Figure 2. Mean change from baseline in A HAQ-DI and B SF-36 PCS score*

DAPSA-LDA, disease activity index for psoriatic arthritis low disease activity; DAPSA-REM, DAPSA remission; MDA, minimal disease activity; VLDA, very low disease activity.
*Adapted from Schneeberger, et al.¹

Conclusion

This post hoc analysis has demonstrated that MDA targets can often be more difficult to achieve compared with DAPSA targets in patients with PsA treated with tofacitinib. There was a greater mean disease duration in patients who achieved DAPSA-REM without VLDA compared with those achieving VLDA. Disease duration is associated with greater joint damage and disability and therefore, patients with a longer disease duration are unlikely to meet the VLDA criteria despite meeting DAPSA criteria. This suggests that including quality-of-life measures such as HAQ-DI in disease activity measures such as VLDA may give an impression of poor outcomes in patients.

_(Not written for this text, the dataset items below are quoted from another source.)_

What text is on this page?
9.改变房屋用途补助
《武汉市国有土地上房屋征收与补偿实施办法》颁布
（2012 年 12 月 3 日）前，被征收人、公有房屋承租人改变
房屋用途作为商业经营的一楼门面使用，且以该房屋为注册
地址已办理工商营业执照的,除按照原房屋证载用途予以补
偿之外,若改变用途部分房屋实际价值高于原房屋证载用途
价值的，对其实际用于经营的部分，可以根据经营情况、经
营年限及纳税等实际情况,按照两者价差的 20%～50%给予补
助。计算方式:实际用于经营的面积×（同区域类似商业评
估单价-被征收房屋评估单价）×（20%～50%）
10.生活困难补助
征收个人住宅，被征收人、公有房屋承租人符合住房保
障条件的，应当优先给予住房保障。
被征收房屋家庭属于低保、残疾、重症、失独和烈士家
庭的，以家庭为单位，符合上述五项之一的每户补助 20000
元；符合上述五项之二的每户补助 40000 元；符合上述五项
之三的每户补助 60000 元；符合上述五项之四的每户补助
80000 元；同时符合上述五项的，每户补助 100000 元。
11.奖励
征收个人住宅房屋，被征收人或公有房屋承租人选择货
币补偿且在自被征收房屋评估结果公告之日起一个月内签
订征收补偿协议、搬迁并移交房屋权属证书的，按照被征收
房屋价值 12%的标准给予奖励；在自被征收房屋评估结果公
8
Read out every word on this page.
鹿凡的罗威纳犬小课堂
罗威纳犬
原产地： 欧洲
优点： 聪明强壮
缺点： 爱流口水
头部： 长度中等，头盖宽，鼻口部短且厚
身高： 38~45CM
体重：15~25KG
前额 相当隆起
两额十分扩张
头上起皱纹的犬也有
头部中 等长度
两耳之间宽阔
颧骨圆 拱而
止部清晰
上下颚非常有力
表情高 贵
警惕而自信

It is important to note that MDA/VLDA are categorical measures of disease activity compared with DAPSA on a continuous scale, meaning DAPSA measures may have greater use in trials where patients are measured continuously throughout treatment. Using DAPSA, patients can score differently in one disease component compared with another, with all individual components considered in the final outcome. In MDA/VLDA, patients must fulfill five to seven of the pre-specified criteria to achieve MDA or VLDA, suggesting it is a less specific method of disease activity measurement than DAPSA.

This analysis is limited as the OPAL trials were not originally designed to compare outcome measures in this way, and the use of only two studies resulted in a relatively small patient sample size. Therefore, additional larger studies designed for the purpose of comparing disease activity outcome. measures would be useful. Research is ongoing to determine how to produce an optimal disease activity composite measurement tool for use in patients with PsA, which can measure both skin and musculoskeletal domains of PsA.